The aim of the final stage of the priority setting process is to prioritise through consensus the identified uncertainties about Critical Care Medicine. This will involve input from patients, families and clinicians. The JLA encourages PSPs to involve as wide a range of people as possible, including those who did and did not contribute to the first consultation. There are usually two stages of prioritisation.

  1. Interim prioritisation is the stage where the long list of questions is reduced to a shorter list that can be taken to the final priority setting workshop. This is aimed at a wide audience, and is done using similar methods to the first consultation. With the JLA’s guidance, the Steering Group will agree the method and consider how best to reach and engage patients, families and clinicians in the process. The most highly ranked questions (around 25) will be taken to a final priority setting workshop. Where the interim prioritisation does not produce a clear ranking or cut off point, the Steering Group will decide which questions are taken forwards to the final prioritisation.

  2. The final priority setting stage is generally a one-day workshop facilitated by the JLA. With guidance from the JLA and input from the Steering Group, up to 30 patients, families and clinicians will be recruited to participate in a day of discussion and ranking, to determine the top 10 questions for research. All participants will declare their interests.

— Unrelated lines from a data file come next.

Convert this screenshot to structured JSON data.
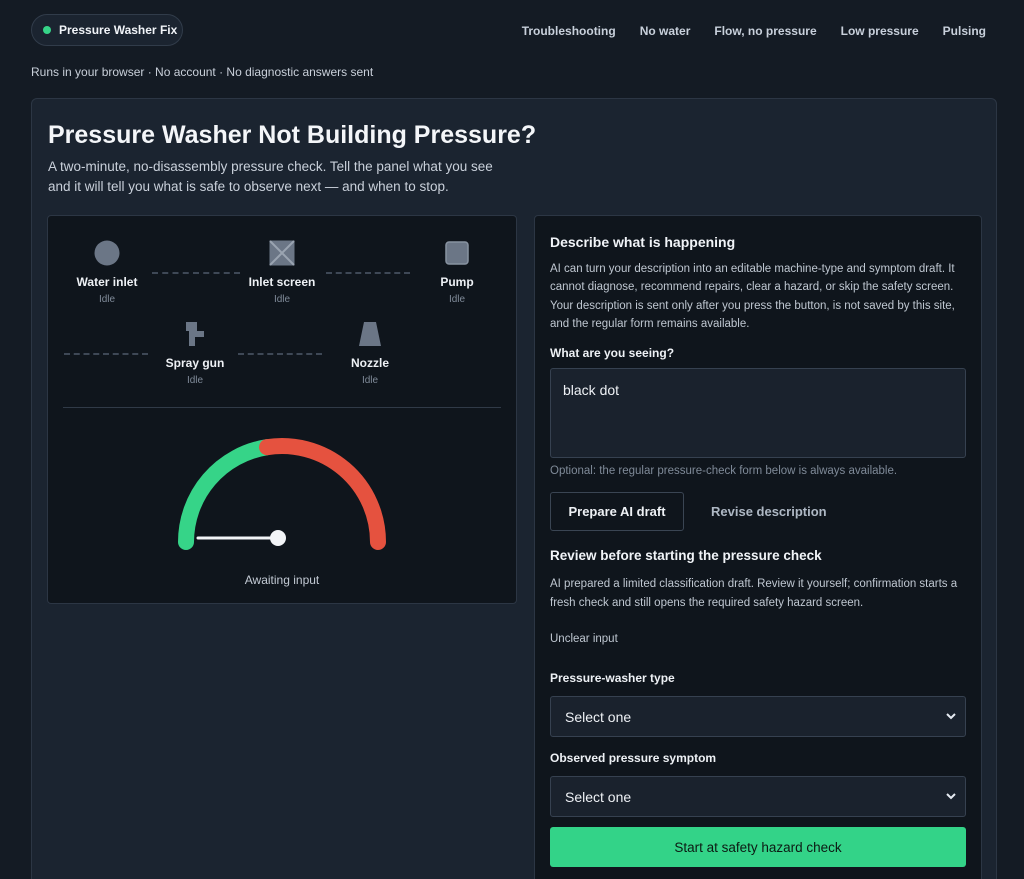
{
  "brand": {
    "name": "Pressure Washer Fix",
    "status_color": "#36d488"
  },
  "nav": [
    "Troubleshooting",
    "No water",
    "Flow, no pressure",
    "Low pressure",
    "Pulsing"
  ],
  "tagline": "Runs in your browser · No account · No diagnostic answers sent",
  "main": {
    "title": "Pressure Washer Not Building Pressure?",
    "intro": "A two-minute, no-disassembly pressure check. Tell the panel what you see and it will tell you what is safe to observe next — and when to stop."
  },
  "diagram": {
    "nodes": [
      {
        "label": "Water inlet",
        "state": "Idle",
        "icon": "water-inlet-icon"
      },
      {
        "label": "Inlet screen",
        "state": "Idle",
        "icon": "inlet-screen-icon"
      },
      {
        "label": "Pump",
        "state": "Idle",
        "icon": "pump-icon"
      },
      {
        "label": "Spray gun",
        "state": "Idle",
        "icon": "spray-gun-icon"
      },
      {
        "label": "Nozzle",
        "state": "Idle",
        "icon": "nozzle-icon"
      }
    ],
    "gauge": {
      "label": "Awaiting input",
      "needle_fraction": 0.0,
      "low_color": "#36d488",
      "high_color": "#e5523f"
    }
  },
  "ai_panel": {
    "title": "Describe what is happening",
    "description": "AI can turn your description into an editable machine-type and symptom draft. It cannot diagnose, recommend repairs, clear a hazard, or skip the safety screen. Your description is sent only after you press the button, is not saved by this site, and the regular form remains available.",
    "input_label": "What are you seeing?",
    "input_value": "black dot",
    "hint": "Optional: the regular pressure-check form below is always available.",
    "prepare_button": "Prepare AI draft",
    "revise_button": "Revise description"
  },
  "review": {
    "title": "Review before starting the pressure check",
    "description": "AI prepared a limited classification draft. Review it yourself; confirmation starts a fresh check and still opens the required safety hazard screen.",
    "status": "Unclear input",
    "type_label": "Pressure-washer type",
    "type_value": "Select one",
    "symptom_label": "Observed pressure symptom",
    "symptom_value": "Select one",
    "start_button": "Start at safety hazard check",
    "accent": "#33d388"
  }
}
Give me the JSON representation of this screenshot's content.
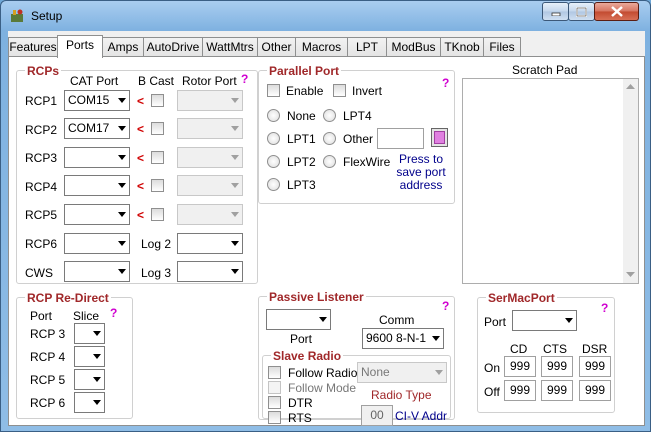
{
  "window": {
    "title": "Setup"
  },
  "tabs": [
    "Features",
    "Ports",
    "Amps",
    "AutoDrive",
    "WattMtrs",
    "Other",
    "Macros",
    "LPT",
    "ModBus",
    "TKnob",
    "Files"
  ],
  "rcps": {
    "title": "RCPs",
    "help": "?",
    "col_cat": "CAT Port",
    "col_bcast": "B Cast",
    "col_rotor": "Rotor Port",
    "rows": [
      {
        "label": "RCP1",
        "port": "COM15"
      },
      {
        "label": "RCP2",
        "port": "COM17"
      },
      {
        "label": "RCP3",
        "port": ""
      },
      {
        "label": "RCP4",
        "port": ""
      },
      {
        "label": "RCP5",
        "port": ""
      },
      {
        "label": "RCP6",
        "port": "",
        "log": "Log 2"
      },
      {
        "label": "CWS",
        "port": "",
        "log": "Log 3"
      }
    ],
    "arrow": "<"
  },
  "redirect": {
    "title": "RCP Re-Direct",
    "help": "?",
    "col_port": "Port",
    "col_slice": "Slice",
    "rows": [
      "RCP 3",
      "RCP 4",
      "RCP 5",
      "RCP 6"
    ]
  },
  "parallel": {
    "title": "Parallel Port",
    "help": "?",
    "enable": "Enable",
    "invert": "Invert",
    "opt_none": "None",
    "opt_lpt1": "LPT1",
    "opt_lpt2": "LPT2",
    "opt_lpt3": "LPT3",
    "opt_lpt4": "LPT4",
    "opt_other": "Other",
    "opt_flexwire": "FlexWire",
    "other_value": "",
    "press_note": "Press to save port address"
  },
  "scratch": {
    "title": "Scratch Pad",
    "content": ""
  },
  "passive": {
    "title": "Passive Listener",
    "help": "?",
    "port_label": "Port",
    "port_value": "",
    "comm_label": "Comm",
    "comm_value": "9600 8-N-1"
  },
  "slave": {
    "title": "Slave Radio",
    "follow_radio": "Follow Radio",
    "follow_mode": "Follow Mode",
    "dtr": "DTR",
    "rts": "RTS",
    "radio_type_value": "None",
    "radio_type_label": "Radio Type",
    "civ_value": "00",
    "civ_label": "CI-V Addr"
  },
  "sermac": {
    "title": "SerMacPort",
    "help": "?",
    "port_label": "Port",
    "port_value": "",
    "col_cd": "CD",
    "col_cts": "CTS",
    "col_dsr": "DSR",
    "on_label": "On",
    "off_label": "Off",
    "on_values": [
      "999",
      "999",
      "999"
    ],
    "off_values": [
      "999",
      "999",
      "999"
    ]
  },
  "colors": {
    "group_title": "#a0282a",
    "help": "#d000d0",
    "button_accent": "#e080e0"
  }
}
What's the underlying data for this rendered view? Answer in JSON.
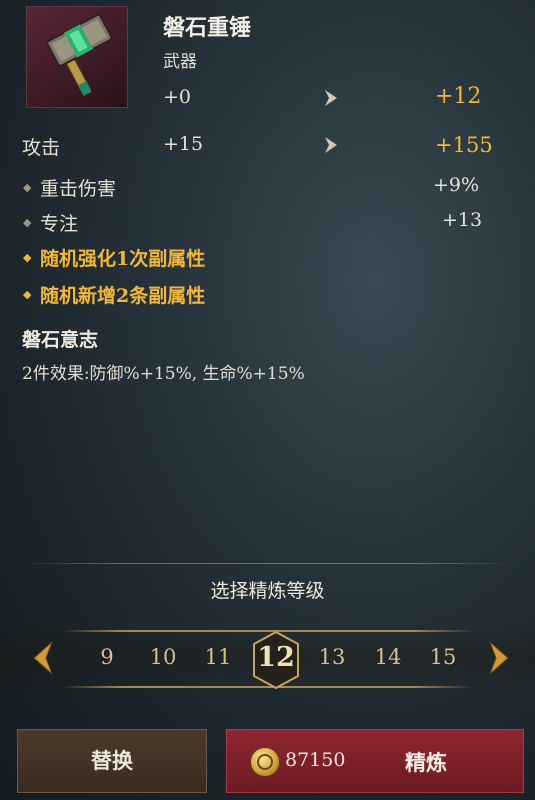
{
  "item": {
    "name": "磐石重锤",
    "type": "武器",
    "level_from": "+0",
    "level_to": "+12"
  },
  "stats": {
    "main": {
      "label": "攻击",
      "from": "+15",
      "to": "+155"
    },
    "subs": [
      {
        "label": "重击伤害",
        "value": "+9%"
      },
      {
        "label": "专注",
        "value": "+13"
      }
    ],
    "bonuses": [
      "随机强化1次副属性",
      "随机新增2条副属性"
    ]
  },
  "set": {
    "title": "磐石意志",
    "desc": "2件效果:防御%+15%, 生命%+15%"
  },
  "refine": {
    "title": "选择精炼等级",
    "levels": [
      "9",
      "10",
      "11",
      "12",
      "13",
      "14",
      "15"
    ],
    "selected": "12"
  },
  "buttons": {
    "replace": "替换",
    "refine": "精炼",
    "gold": "87150"
  },
  "colors": {
    "accent_gold": "#f2b63a",
    "refine_button": "#8e2630"
  }
}
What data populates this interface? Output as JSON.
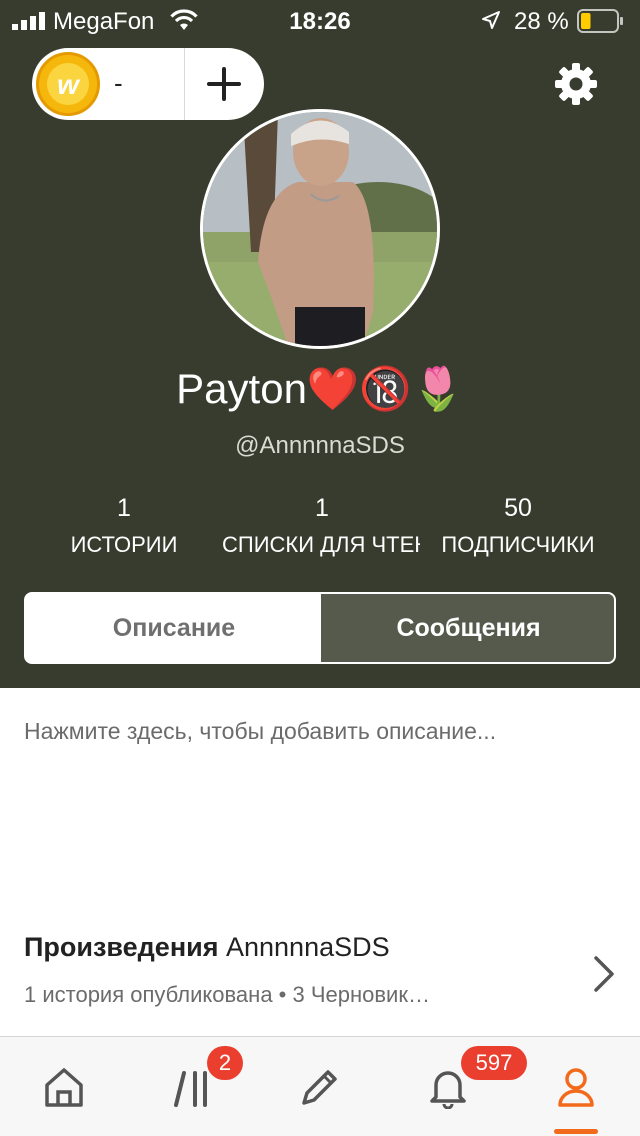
{
  "status_bar": {
    "carrier": "MegaFon",
    "time": "18:26",
    "battery_percent": "28 %",
    "battery_level": 0.28
  },
  "coins": {
    "count": "-",
    "coin_symbol": "w",
    "add_icon": "plus-icon"
  },
  "settings_icon": "gear-icon",
  "profile": {
    "display_name": "Payton❤️🔞🌷",
    "username": "@AnnnnnaSDS"
  },
  "stats": [
    {
      "value": "1",
      "label": "ИСТОРИИ"
    },
    {
      "value": "1",
      "label": "СПИСКИ ДЛЯ ЧТЕНИЯ"
    },
    {
      "value": "50",
      "label": "ПОДПИСЧИКИ"
    }
  ],
  "tabs": {
    "about": "Описание",
    "messages": "Сообщения",
    "active": "messages"
  },
  "about_placeholder": "Нажмите здесь, чтобы добавить описание...",
  "works": {
    "title_bold": "Произведения",
    "owner": "AnnnnnaSDS",
    "subtitle": "1 история опубликована • 3 Черновик…"
  },
  "tab_bar": {
    "items": [
      {
        "icon": "home-icon"
      },
      {
        "icon": "library-icon",
        "badge": "2"
      },
      {
        "icon": "pencil-icon"
      },
      {
        "icon": "bell-icon",
        "badge": "597"
      },
      {
        "icon": "profile-icon",
        "active": true
      }
    ]
  },
  "colors": {
    "header_bg": "#383c2e",
    "accent": "#f26a1b",
    "badge": "#ea3f2f",
    "active_tab_bg": "#565a4d"
  }
}
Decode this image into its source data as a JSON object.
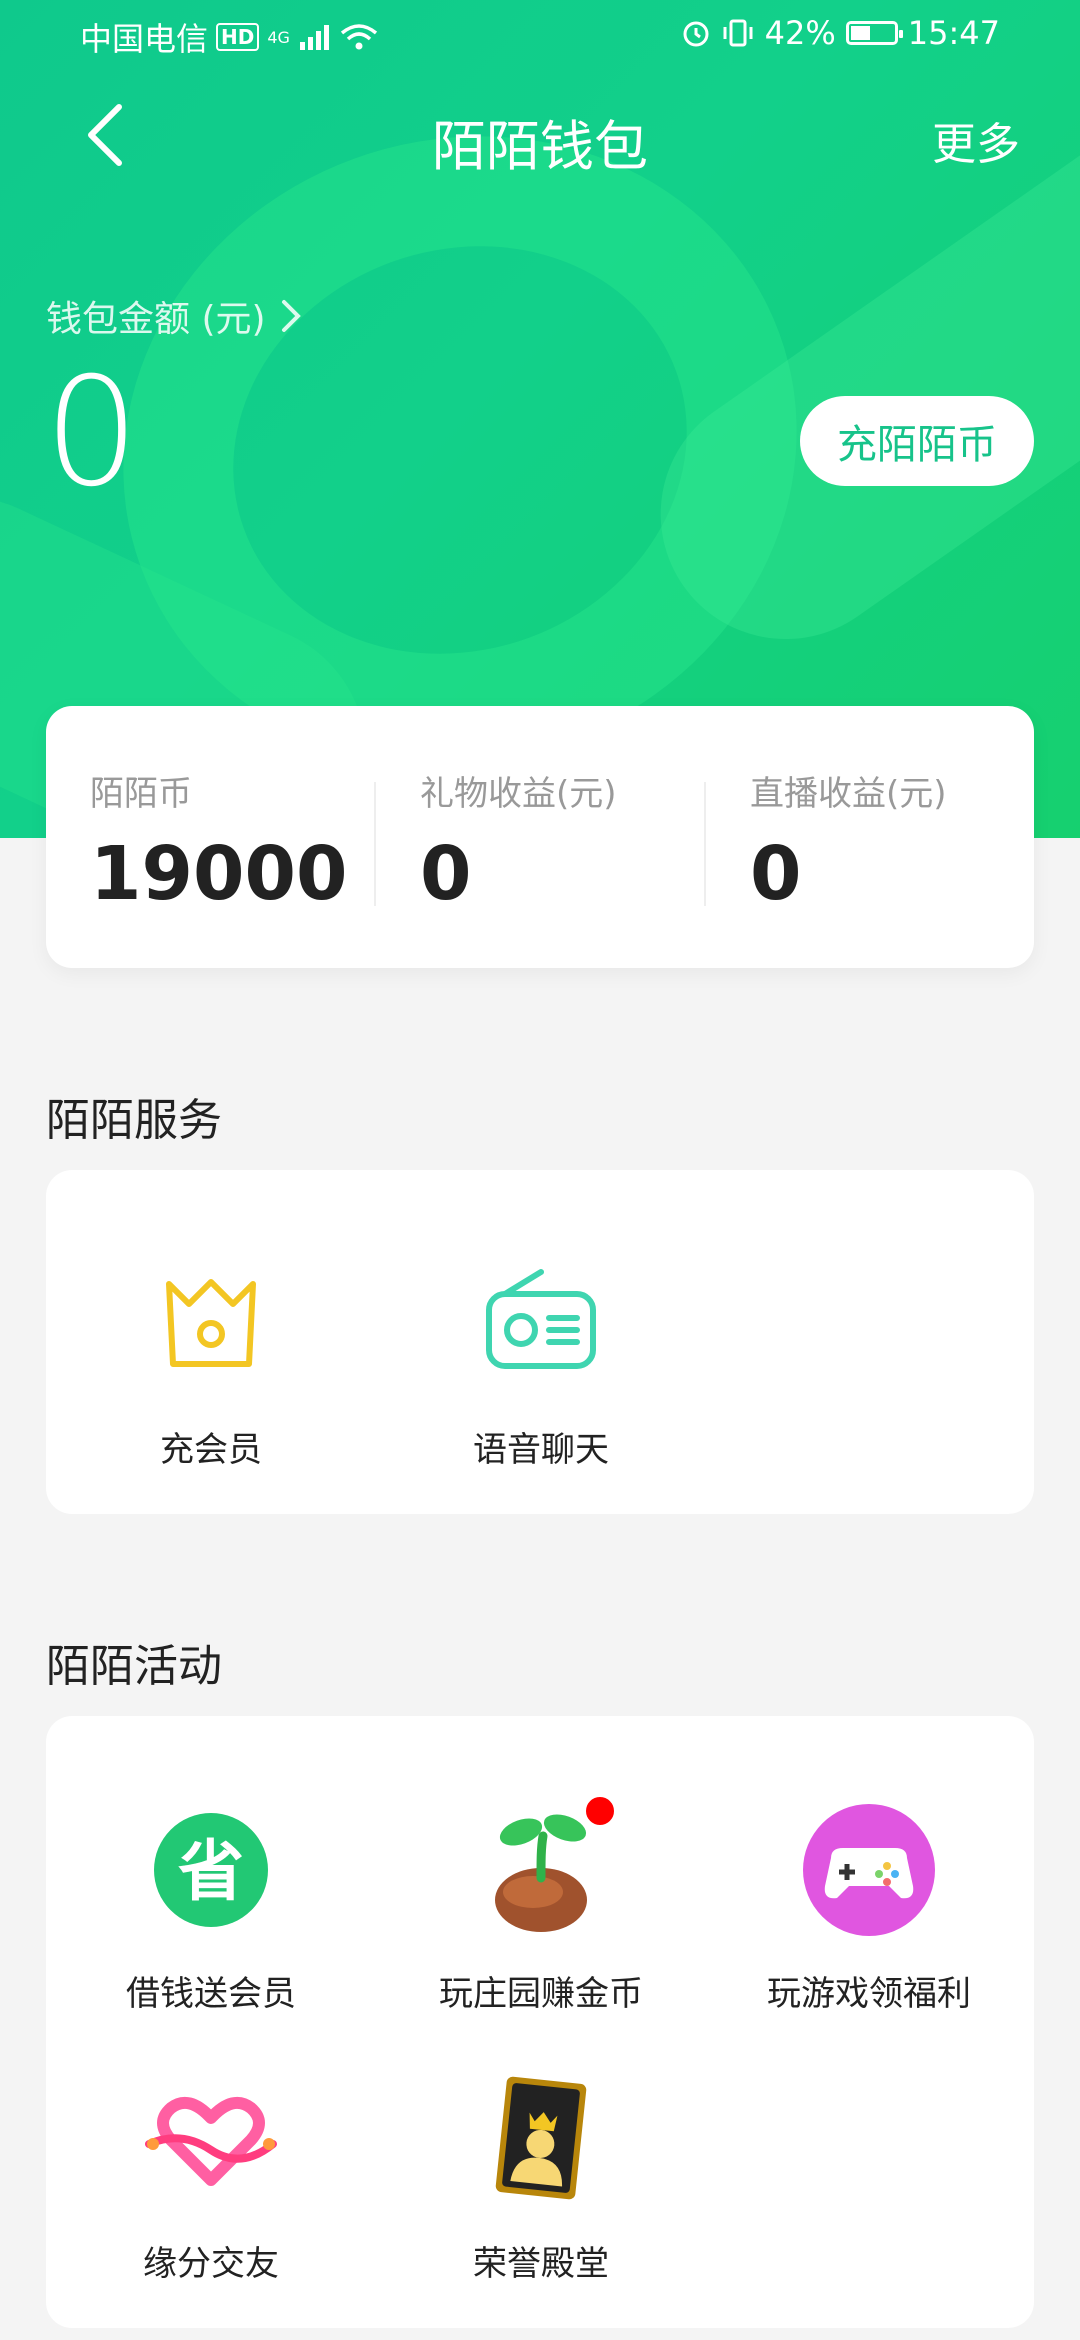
{
  "status": {
    "carrier": "中国电信",
    "hd": "HD",
    "net": "4G",
    "battery": "42%",
    "battery_level": 0.42,
    "time": "15:47"
  },
  "nav": {
    "title": "陌陌钱包",
    "more": "更多"
  },
  "wallet": {
    "label": "钱包金额 (元)",
    "amount": "0",
    "recharge": "充陌陌币"
  },
  "stats": [
    {
      "label": "陌陌币",
      "value": "19000"
    },
    {
      "label": "礼物收益(元)",
      "value": "0"
    },
    {
      "label": "直播收益(元)",
      "value": "0"
    }
  ],
  "services": {
    "title": "陌陌服务",
    "items": [
      {
        "label": "充会员",
        "icon": "crown-icon"
      },
      {
        "label": "语音聊天",
        "icon": "radio-icon"
      }
    ]
  },
  "activities": {
    "title": "陌陌活动",
    "items": [
      {
        "label": "借钱送会员",
        "icon": "save-coin-icon",
        "badge_text": "省"
      },
      {
        "label": "玩庄园赚金币",
        "icon": "sprout-icon"
      },
      {
        "label": "玩游戏领福利",
        "icon": "gamepad-icon"
      },
      {
        "label": "缘分交友",
        "icon": "heart-knot-icon"
      },
      {
        "label": "荣誉殿堂",
        "icon": "king-card-icon"
      }
    ]
  },
  "colors": {
    "accent": "#12c98a",
    "brand_green": "#16d06f",
    "crown": "#f3c623",
    "radio": "#3fd5b0",
    "game": "#e056e0"
  }
}
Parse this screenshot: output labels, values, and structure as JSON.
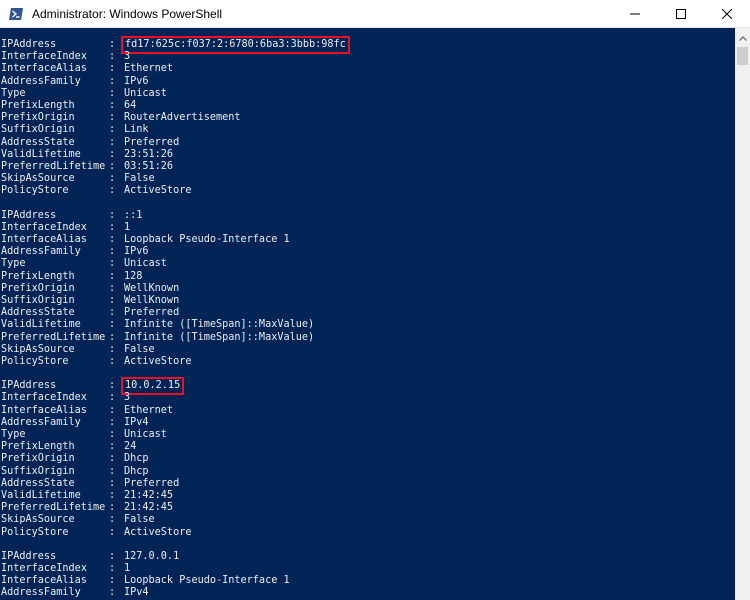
{
  "window": {
    "title": "Administrator: Windows PowerShell"
  },
  "icons": {
    "app": "powershell-icon",
    "minimize": "minimize-icon",
    "maximize": "maximize-icon",
    "close": "close-icon",
    "scroll_up": "chevron-up-icon"
  },
  "colors": {
    "console_bg": "#012456",
    "console_text": "#eeedf0",
    "highlight": "#e81123"
  },
  "console": {
    "blocks": [
      [
        {
          "key": "IPAddress",
          "value": "fd17:625c:f037:2:6780:6ba3:3bbb:98fc",
          "highlight": true
        },
        {
          "key": "InterfaceIndex",
          "value": "3"
        },
        {
          "key": "InterfaceAlias",
          "value": "Ethernet"
        },
        {
          "key": "AddressFamily",
          "value": "IPv6"
        },
        {
          "key": "Type",
          "value": "Unicast"
        },
        {
          "key": "PrefixLength",
          "value": "64"
        },
        {
          "key": "PrefixOrigin",
          "value": "RouterAdvertisement"
        },
        {
          "key": "SuffixOrigin",
          "value": "Link"
        },
        {
          "key": "AddressState",
          "value": "Preferred"
        },
        {
          "key": "ValidLifetime",
          "value": "23:51:26"
        },
        {
          "key": "PreferredLifetime",
          "value": "03:51:26"
        },
        {
          "key": "SkipAsSource",
          "value": "False"
        },
        {
          "key": "PolicyStore",
          "value": "ActiveStore"
        }
      ],
      [
        {
          "key": "IPAddress",
          "value": "::1"
        },
        {
          "key": "InterfaceIndex",
          "value": "1"
        },
        {
          "key": "InterfaceAlias",
          "value": "Loopback Pseudo-Interface 1"
        },
        {
          "key": "AddressFamily",
          "value": "IPv6"
        },
        {
          "key": "Type",
          "value": "Unicast"
        },
        {
          "key": "PrefixLength",
          "value": "128"
        },
        {
          "key": "PrefixOrigin",
          "value": "WellKnown"
        },
        {
          "key": "SuffixOrigin",
          "value": "WellKnown"
        },
        {
          "key": "AddressState",
          "value": "Preferred"
        },
        {
          "key": "ValidLifetime",
          "value": "Infinite ([TimeSpan]::MaxValue)"
        },
        {
          "key": "PreferredLifetime",
          "value": "Infinite ([TimeSpan]::MaxValue)"
        },
        {
          "key": "SkipAsSource",
          "value": "False"
        },
        {
          "key": "PolicyStore",
          "value": "ActiveStore"
        }
      ],
      [
        {
          "key": "IPAddress",
          "value": "10.0.2.15",
          "highlight": true
        },
        {
          "key": "InterfaceIndex",
          "value": "3"
        },
        {
          "key": "InterfaceAlias",
          "value": "Ethernet"
        },
        {
          "key": "AddressFamily",
          "value": "IPv4"
        },
        {
          "key": "Type",
          "value": "Unicast"
        },
        {
          "key": "PrefixLength",
          "value": "24"
        },
        {
          "key": "PrefixOrigin",
          "value": "Dhcp"
        },
        {
          "key": "SuffixOrigin",
          "value": "Dhcp"
        },
        {
          "key": "AddressState",
          "value": "Preferred"
        },
        {
          "key": "ValidLifetime",
          "value": "21:42:45"
        },
        {
          "key": "PreferredLifetime",
          "value": "21:42:45"
        },
        {
          "key": "SkipAsSource",
          "value": "False"
        },
        {
          "key": "PolicyStore",
          "value": "ActiveStore"
        }
      ],
      [
        {
          "key": "IPAddress",
          "value": "127.0.0.1"
        },
        {
          "key": "InterfaceIndex",
          "value": "1"
        },
        {
          "key": "InterfaceAlias",
          "value": "Loopback Pseudo-Interface 1"
        },
        {
          "key": "AddressFamily",
          "value": "IPv4"
        }
      ]
    ]
  }
}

The Steering Group will advise on any adaptations needed to ensure that the process is inclusive and accessible.

Dissemination of results

The Steering Group will identify audiences with which it wants to engage when disseminating the results of the priority setting process, such as researchers, funders and the patient and clinical communities. They will need to determine how best to communicate the results and who will take responsibility for this. Previous PSPs’ outputs have included academic papers, lay reports, infographics, conference presentations and videos for social media.

It should be noted that the priorities are not worded as research questions. The Steering Group should discuss how they will work with researchers and funders to establish how to address the priorities and to work out what the research questions are that will address the issues that people have prioritised. The dissemination of the results of the PSP will be led by the Steering Committee.

The JLA encourages PSPs to report back about any activities that have come about because of the PSP, including funded research. Please send any details to the JLA.

Agreement of the Steering Group

The Critical Care Medicine PSP Steering Group agreed the content and direction of this Protocol on November 20, 2023.